Covariance Descriptors Meet General Vision Encoders: Riemannian Deep Learning for Medical Image Classification
Josef Mayr, Anna Reithmeir, Maxime Di Folco, Julia A. Schnabel
TL;DR
This work addresses medical image classification on the SPD manifold using covariance descriptors derived from powerful general vision encoders (GVEs). It proposes a three-stage pipeline that extracts handcrafted and GVE features, computes SPD covariance descriptors, and classifies them with manifold-aware methods, including a learning-based SPDNet. The authors demonstrate that GVE-based covariance descriptors outperform handcrafted ones, with DINOv2-derived features and SPDNet yielding the best performance across 11 MedMNIST datasets, approaching or surpassing state-of-the-art baselines. The findings highlight a scalable, geometry-aware framework that leverages pretrained encoders for robust medical imaging analysis and pave the way for extensions to 3D data and multimodal covariance representations.
Abstract
Covariance descriptors capture second-order statistics of image features. They have shown strong performance in general computer vision tasks, but remain underexplored in medical imaging. We investigate their effectiveness for both conventional and learning-based medical image classification, with a particular focus on SPDNet, a classification network specifically designed for symmetric positive definite (SPD) matrices. We propose constructing covariance descriptors from features extracted by pre-trained general vision encoders (GVEs) and comparing them with handcrafted descriptors.

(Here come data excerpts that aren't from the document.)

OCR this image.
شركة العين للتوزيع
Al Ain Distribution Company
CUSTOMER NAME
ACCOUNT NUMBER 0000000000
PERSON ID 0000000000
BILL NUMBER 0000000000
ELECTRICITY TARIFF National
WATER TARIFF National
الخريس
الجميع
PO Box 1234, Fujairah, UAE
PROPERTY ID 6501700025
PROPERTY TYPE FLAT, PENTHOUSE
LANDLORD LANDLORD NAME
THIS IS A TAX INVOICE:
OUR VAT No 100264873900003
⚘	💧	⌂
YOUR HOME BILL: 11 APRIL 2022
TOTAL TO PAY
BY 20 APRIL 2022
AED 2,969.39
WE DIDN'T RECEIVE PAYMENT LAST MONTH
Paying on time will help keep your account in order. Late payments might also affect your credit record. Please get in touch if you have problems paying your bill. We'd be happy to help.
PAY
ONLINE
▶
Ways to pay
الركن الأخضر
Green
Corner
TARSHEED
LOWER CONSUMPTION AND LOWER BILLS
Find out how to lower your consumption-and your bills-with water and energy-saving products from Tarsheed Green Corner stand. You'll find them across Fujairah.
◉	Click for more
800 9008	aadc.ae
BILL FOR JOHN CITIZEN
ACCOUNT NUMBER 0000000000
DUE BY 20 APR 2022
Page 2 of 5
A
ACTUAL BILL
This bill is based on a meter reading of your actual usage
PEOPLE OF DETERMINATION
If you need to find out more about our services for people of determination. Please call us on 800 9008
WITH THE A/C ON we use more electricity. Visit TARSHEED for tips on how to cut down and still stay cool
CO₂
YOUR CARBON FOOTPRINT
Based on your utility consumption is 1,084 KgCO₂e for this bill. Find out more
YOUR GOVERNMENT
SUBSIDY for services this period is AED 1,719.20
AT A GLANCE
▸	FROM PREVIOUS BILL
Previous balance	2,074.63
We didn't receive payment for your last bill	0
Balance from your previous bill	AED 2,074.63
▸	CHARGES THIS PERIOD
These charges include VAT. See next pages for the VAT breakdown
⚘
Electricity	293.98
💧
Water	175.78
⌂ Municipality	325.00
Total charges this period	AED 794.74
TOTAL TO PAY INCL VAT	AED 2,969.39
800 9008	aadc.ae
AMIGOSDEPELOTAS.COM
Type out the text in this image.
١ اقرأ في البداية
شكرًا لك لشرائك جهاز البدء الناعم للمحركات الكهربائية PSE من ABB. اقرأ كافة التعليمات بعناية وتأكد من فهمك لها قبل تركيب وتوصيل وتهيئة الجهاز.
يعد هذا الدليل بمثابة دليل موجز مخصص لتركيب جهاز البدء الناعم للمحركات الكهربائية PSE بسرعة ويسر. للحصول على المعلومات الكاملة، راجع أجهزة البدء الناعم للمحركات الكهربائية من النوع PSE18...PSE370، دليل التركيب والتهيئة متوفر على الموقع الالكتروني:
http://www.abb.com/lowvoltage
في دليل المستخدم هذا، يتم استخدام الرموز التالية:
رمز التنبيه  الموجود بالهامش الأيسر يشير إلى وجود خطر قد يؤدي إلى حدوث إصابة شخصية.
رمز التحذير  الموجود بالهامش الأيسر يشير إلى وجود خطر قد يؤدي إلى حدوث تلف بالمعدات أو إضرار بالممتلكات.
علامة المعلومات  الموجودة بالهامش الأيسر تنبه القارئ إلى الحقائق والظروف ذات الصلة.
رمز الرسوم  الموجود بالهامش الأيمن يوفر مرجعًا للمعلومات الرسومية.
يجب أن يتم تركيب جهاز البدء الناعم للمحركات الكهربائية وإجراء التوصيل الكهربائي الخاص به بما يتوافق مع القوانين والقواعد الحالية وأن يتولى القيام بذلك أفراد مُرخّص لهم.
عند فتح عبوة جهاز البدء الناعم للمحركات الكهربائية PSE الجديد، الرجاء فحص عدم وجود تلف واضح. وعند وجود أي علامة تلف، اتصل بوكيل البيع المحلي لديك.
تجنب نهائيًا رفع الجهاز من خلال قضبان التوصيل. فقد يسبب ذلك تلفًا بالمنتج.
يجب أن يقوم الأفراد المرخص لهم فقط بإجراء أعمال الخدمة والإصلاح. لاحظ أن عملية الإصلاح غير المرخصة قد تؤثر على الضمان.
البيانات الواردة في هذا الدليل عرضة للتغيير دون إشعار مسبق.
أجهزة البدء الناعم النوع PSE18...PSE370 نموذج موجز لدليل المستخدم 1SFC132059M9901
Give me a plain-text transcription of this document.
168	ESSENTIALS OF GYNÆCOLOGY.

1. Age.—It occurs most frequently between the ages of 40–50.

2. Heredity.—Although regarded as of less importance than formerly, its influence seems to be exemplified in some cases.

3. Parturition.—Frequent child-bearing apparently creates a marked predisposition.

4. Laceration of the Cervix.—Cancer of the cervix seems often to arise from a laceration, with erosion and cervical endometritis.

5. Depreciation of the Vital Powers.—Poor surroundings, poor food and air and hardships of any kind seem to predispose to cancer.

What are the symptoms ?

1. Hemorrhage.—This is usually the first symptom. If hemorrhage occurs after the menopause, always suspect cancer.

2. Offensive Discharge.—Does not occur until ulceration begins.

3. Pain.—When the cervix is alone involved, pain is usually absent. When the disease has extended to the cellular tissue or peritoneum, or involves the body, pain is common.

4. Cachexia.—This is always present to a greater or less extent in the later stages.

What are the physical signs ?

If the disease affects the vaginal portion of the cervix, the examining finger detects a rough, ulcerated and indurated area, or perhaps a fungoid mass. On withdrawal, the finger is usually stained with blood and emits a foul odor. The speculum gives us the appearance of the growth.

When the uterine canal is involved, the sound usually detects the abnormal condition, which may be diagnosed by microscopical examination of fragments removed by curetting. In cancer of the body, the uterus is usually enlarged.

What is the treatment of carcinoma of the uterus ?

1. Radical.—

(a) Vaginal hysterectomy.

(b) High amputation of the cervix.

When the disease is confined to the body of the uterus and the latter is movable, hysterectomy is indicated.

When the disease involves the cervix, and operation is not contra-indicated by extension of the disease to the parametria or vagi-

Two GVEs - DINOv2 and MedSAM - are evaluated across eleven binary and multi-class datasets from the MedMNSIT benchmark. Our results show that covariance descriptors derived from GVE features consistently outperform those derived from handcrafted features. Moreover, SPDNet yields superior performance to state-of-the-art methods when combined with DINOv2 features. Our findings highlight the potential of combining covariance descriptors with powerful pretrained vision encoders for medical image analysis.